In an age of needless sequels there can be no better example than the latest X-Men film, a series that has honestly not produced a single satisfying or truly good movie, yet has still survived 6 different installments. [I count the Wolverine series separately, and did like the Japan-set “The Wolverine” although the first Wolverine movie is awful.]
What Works: How can a movie with Michael Fassbender, Oscar Isaacs, Jennifer Lawrence, Sophia Turner, Alexandra Shipp (the young Storm, and an actress you’ll want to see more of), and Olivia Munn in a skintight latex suit possibly be bad? Well, somehow it is…
What Doesn’t: A truly great movie takes bad assets and turns them good (like getting a great performance out of a lousy actor) while the reverse is also true. You know “X-Men, the 15th” is bad because even its best assets don’t work: “Dazzling” special effects are now meaningless since we can’t trust our eyes and the rules of what our central villain can or can’t do are never properly explained. We’ve seen Fassbender’s Magneto have roughly the same arc (he starts out in hiding, turns bad, then doubles back last minute) in every film, and this is the first time even he seems bored with it. Promising new actors are either given nothing to do (like Munn who is utterly wasted and barely says five sentences) or buried in piles of unrecognizable make-up (why cast an actor of Isaacs worth to essentially play Grimace?)
And that may lead to one of the series biggest problems: Jennifer Lawrence. The “X-Men” franchise has a tricky problem by casting someone as Mystique who is now too big a star to play Mystique. Lawrence has been really vocal about not liking the make-up…which is why Mystique’s trademark blue look is all of 5 minutes in this movie.
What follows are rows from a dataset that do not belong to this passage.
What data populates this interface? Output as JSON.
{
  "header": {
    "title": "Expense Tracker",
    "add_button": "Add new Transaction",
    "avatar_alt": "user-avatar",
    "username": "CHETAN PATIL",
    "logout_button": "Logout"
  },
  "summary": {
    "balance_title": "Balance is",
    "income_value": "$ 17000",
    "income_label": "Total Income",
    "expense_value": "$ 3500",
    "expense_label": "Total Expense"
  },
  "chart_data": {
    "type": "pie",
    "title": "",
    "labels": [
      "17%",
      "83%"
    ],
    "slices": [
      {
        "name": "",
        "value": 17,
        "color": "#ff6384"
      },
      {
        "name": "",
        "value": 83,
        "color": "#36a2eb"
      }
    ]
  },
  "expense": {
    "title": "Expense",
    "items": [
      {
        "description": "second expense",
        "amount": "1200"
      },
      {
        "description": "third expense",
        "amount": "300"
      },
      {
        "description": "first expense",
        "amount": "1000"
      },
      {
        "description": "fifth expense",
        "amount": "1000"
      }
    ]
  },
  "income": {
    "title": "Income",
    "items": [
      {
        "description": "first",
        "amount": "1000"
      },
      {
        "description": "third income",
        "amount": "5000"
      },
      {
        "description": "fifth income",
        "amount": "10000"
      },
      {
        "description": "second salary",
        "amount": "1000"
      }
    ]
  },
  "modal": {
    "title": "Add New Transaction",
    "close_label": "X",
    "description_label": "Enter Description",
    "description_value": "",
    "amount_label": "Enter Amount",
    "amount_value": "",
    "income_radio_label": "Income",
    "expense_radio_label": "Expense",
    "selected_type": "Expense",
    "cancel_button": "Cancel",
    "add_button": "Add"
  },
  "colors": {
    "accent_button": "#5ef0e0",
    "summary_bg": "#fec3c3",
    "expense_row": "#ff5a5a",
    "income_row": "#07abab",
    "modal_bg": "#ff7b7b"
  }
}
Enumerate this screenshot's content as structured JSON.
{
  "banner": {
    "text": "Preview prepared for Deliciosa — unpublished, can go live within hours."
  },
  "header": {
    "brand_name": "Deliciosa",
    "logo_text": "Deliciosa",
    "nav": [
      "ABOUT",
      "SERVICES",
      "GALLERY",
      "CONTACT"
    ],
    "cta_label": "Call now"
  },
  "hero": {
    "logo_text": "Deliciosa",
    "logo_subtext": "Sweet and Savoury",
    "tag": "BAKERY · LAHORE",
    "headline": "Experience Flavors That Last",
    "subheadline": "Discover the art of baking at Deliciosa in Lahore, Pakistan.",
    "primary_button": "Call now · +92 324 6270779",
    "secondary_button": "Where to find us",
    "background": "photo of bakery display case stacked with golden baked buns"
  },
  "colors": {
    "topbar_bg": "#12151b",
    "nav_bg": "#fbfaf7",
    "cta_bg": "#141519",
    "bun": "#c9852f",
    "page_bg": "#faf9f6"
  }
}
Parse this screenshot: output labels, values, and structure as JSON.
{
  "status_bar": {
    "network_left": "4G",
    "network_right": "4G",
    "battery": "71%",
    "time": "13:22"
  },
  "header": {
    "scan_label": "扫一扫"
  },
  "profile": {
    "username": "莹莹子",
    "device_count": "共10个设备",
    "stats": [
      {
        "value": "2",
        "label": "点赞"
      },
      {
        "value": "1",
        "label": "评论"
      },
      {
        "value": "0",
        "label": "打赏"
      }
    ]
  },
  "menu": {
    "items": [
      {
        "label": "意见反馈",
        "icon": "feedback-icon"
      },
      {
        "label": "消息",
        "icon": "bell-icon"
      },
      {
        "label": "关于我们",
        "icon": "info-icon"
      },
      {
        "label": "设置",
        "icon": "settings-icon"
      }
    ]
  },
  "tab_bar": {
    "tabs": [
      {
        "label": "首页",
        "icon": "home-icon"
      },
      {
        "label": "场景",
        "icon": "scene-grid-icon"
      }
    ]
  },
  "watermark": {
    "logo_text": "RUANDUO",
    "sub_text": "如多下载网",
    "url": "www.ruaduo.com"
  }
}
The prequel/sequel timelines of this prequel/sequel trilogy have never really made sense, and it can’t make up its mind if it’s the Patrick Stewart/Hugh Jackman/Halle Berry X-Men (Jackman shows up here in a joyless cameo) or McAvoy/Fassbender/Lawrence X-Men or maybe something even newer than that with an even younger generation of mutants like Turner, Shipp, Evan Peters (Quiksilver), or Tye Sheridan (Cyclops).
What I Would Have Done Differently: Given Olivia Munn more than one sentence, and had the new generation do more since Sheridan, Shipp, Turner, etc. may now be more intriguing than the older X-Men figures. Lawrence—who is more right as the star of a franchise than part of the ensemble—should be able to pursue other things since she’s never really been right for Mystique anyway.
But none of that will fix the franchise’s real problem: Bryan Singer. He has directed nearly all of the X-Men movies, and his direction is increasingly impersonal and lackluster. Even when he does something right, it’s pretty much on accident and he tries to replicate it (like the last film’s Quiksilver “Time in a Bottle” rescue sequence that is ripped-off here as a “Sweet Dreams” rescue sequence). It’s clear that the man who directed “The Usual Suspects” (his lone great movie) two decades ago is dead, and it’s time for new blood to see what they can do with such an overstuffed, assemblyline-style product.